Reevaluation, using intact cells, of the exclusion limit and role of porin OprF in Pseudomonas aeruginosa outer membrane permeability.

Earlier studies that used model membrane reconstitution methods have come to different conclusions regarding the exclusion limit of the outer membrane of Pseudomonas aeruginosa and whether OprF is the major channel-forming protein in the outer membrane. In this study, a 6.2-kbp SalI fragment, encoding only two cytoplasmic enzymes, alpha-galactosidase and sucrose hydrolase, and the inner membrane raffinose permease, was cloned behind the m-toluate-inducible tol promoter of vector pNM185 to create plasmid pFB71. P. aeruginosa strains harboring pFB71, when grown with inducer, produced both enzymes encoded by the insert and had acquired the ability to grow on the disaccharide melibiose and the trisaccharide raffinose. The rate of growth was dependent on the concentration and size of the saccharide and was decreased three- to fivefold by the absence of OprF, as examined by measuring the growth on melibiose and raffinose of an isogenic OprF-deficient omega insertion derivative, H636(pFB71).
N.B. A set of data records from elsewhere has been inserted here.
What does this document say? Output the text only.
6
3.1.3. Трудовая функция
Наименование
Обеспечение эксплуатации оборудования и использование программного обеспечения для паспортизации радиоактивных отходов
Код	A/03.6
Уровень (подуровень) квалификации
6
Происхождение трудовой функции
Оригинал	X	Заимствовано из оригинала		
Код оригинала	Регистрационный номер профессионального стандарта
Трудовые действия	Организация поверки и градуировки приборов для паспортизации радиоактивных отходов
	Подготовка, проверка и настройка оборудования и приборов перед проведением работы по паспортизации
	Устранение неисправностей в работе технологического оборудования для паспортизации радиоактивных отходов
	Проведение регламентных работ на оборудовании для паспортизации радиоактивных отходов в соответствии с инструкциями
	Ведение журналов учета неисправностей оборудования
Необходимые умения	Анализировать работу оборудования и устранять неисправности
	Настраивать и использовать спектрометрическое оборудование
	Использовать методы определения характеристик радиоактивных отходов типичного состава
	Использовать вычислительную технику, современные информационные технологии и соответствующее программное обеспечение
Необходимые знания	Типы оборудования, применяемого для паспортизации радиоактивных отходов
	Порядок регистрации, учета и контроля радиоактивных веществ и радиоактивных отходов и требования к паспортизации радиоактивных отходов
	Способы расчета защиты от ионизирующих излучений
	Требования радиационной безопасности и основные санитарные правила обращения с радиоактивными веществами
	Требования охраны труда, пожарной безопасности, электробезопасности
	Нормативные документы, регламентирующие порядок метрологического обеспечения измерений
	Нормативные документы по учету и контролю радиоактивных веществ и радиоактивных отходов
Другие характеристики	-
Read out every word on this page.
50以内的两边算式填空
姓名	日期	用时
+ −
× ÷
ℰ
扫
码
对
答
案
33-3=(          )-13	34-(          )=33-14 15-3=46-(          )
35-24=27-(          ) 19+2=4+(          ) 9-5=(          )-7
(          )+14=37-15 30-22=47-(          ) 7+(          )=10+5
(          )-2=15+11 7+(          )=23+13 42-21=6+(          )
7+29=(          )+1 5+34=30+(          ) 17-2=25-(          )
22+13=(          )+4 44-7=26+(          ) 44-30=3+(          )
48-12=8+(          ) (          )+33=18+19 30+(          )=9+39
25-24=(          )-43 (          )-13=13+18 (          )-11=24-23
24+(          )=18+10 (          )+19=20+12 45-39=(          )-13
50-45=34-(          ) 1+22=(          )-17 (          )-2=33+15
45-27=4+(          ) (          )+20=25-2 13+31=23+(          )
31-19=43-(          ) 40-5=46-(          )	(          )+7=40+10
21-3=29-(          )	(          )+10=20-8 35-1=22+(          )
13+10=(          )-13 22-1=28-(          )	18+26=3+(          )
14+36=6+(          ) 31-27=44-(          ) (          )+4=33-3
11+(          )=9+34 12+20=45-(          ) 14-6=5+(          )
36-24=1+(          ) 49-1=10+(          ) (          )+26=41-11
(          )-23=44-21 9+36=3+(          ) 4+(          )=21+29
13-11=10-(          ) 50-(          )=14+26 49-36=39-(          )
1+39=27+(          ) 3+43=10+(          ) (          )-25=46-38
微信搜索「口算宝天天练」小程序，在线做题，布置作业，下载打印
At high concentrations, di-, tri-, and tetrasaccharides could pass across the outer membrane to plasmolyze P. aeruginosa, as measured by light scattering and confirmed by electron microscopy. The initial rate kinetics of light-scattering changes were dependent on the size of the saccharide being used. Furthermore, the rates of change in light scattering due to raffinose and stachyose uptake across the outer membrane for strain H636 were fivefold or more lower than for its OprF-sufficient parent H103. These data are consistent with model membrane studies showing that OprF is the most predominant porin for compounds larger than disaccharides in P. aeruginosa and suggest that the exclusion limit for this porin and the outer membrane is greater than the size of a tetrasaccharide. In addition, these data confirmed the existence of other porins with a predominant function in monosaccharide uptake and a more minor function in the uptake of larger saccharides.